A large part of what makes driving a car possible is that it relies on your muscle memory: you don't need to read the label on the switch that turns on the headlights, you just know where it is and turn it on.

The same kind of efficiency can be reached on a computer by allowing keyboard shortcuts, which in my opinion are way faster for expert UIs. Nearly all of the highly proficient experts that I've seen use the same software throughout the day rely heavily on keyboard shortcuts to do their job faster.

Icons can work to increase information density too. What's also important is that they are in reliable locations as well.

Some examples of this that you may be familiar with is Photoshop, Adobe Premiere, or any CAD software — labels are typically scarce in the UIs, which (the field being pretty competitive commercially) show that it's an advantage for expert user bases. But again past a certain point, expert users of these applications tend to switch to keyboard shortcuts.

As an example, below is the Photoshop toolbar — with labels, it would take up about 5x as much screen real estate.

All of this comes at the cost of a longer training curve simply because when you tell someone "use the tool" they may not understand right away what you are referring to. But if your tool needs significant amounts of learning anyway, it doesn't matter as much.

For displays

In the case of displaying information, we can go back to the car analogy and see that it works at least for very simple cases: people know what a red light means without it being labeled. However, you will see a lot more things labeled on the road signs than in your car.

Europe is an exception to this — being a linguistic patchwork, people have decided there to standardize on road signals, so that a "stop sign" or a "no parking" sign are supposed to look the same across the continent (to the endless puzzlement of American tourists). But for computer UX where the UI can be translated to the viewer, this makes no sense.

Back to UX, one thing to consider is that accessibility requirements will typically force you to find a way to write things out for users with visual impairments, or color blindness. Personally I would be more careful about use of icons in displays than in controls.

The role of frequency

The more your users will rely on a control or display, the more familiar it gets and therefore the more appropriate an icon treatment is. Conversely, the less your users will rely on a control, the less familiar it gets and the more important labels are.
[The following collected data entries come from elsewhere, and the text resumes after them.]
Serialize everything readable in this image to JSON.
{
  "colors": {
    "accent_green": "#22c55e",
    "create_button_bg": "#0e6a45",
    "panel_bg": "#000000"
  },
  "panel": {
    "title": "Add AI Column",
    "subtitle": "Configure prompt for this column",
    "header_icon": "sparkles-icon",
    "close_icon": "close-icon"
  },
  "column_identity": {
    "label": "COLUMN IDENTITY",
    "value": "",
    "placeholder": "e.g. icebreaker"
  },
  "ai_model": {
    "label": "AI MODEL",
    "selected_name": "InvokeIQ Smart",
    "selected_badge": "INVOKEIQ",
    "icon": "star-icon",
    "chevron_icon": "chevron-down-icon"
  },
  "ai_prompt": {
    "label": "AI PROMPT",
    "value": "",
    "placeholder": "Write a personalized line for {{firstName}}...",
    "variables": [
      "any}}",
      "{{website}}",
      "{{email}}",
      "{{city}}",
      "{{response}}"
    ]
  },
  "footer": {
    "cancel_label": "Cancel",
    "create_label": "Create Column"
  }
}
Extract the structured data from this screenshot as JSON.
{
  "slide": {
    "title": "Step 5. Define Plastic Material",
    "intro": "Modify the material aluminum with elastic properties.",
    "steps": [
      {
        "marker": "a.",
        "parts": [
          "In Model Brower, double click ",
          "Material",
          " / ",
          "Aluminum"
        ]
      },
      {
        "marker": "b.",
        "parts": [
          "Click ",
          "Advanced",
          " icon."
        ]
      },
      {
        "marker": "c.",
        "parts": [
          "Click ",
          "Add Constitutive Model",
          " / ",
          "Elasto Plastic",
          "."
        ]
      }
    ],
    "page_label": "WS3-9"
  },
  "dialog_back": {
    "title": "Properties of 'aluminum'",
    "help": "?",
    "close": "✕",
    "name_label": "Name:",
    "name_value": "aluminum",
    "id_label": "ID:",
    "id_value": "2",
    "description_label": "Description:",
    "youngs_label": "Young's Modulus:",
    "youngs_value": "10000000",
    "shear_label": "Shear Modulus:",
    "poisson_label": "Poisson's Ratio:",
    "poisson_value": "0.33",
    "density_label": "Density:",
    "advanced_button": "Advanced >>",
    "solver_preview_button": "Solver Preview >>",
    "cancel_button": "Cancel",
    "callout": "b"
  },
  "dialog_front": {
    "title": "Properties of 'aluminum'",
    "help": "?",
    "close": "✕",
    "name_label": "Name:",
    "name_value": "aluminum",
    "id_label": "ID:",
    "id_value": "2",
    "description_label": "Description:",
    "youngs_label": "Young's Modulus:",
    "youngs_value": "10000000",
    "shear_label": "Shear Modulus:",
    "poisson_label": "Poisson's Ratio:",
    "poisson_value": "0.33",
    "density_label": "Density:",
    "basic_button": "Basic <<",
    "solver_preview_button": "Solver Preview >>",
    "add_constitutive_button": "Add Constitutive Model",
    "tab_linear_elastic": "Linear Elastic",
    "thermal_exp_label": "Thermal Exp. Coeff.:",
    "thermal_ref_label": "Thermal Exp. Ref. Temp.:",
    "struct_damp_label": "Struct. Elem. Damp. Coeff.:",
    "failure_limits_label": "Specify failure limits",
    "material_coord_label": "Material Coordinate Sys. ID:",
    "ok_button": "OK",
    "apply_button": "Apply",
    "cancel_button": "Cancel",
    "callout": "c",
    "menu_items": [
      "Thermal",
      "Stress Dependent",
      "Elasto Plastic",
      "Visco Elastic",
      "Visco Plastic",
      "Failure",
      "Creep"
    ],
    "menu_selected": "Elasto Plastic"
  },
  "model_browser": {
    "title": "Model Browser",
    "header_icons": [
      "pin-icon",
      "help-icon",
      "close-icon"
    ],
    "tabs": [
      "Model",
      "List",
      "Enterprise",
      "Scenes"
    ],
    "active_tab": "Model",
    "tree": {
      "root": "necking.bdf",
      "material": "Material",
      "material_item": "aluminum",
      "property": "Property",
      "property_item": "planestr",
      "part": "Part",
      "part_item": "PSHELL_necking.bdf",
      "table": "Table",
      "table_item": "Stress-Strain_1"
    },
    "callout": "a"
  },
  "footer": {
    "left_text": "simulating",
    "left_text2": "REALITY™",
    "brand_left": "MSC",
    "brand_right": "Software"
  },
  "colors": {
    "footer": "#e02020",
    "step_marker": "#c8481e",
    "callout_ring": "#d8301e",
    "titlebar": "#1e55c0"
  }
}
As an example, car warning symbols are notoriously bad, i.e. many people can't tell what they mean, even when the symbol represents important, potentially life-saving advice. This is because these icons are hardly ever seen, so people's memory of what they mean (assuming they ever learned it) decays with time.

Icons and other visual treatments are appropriate for things that people need to do with high frequency. "Red light means stop" is a good example: most drivers encounter it every time they drive. It is risky to use icons for things that happen infrequently, because users may just overlook them completely out of a lack of understanding, and it may lead to bad mistakes.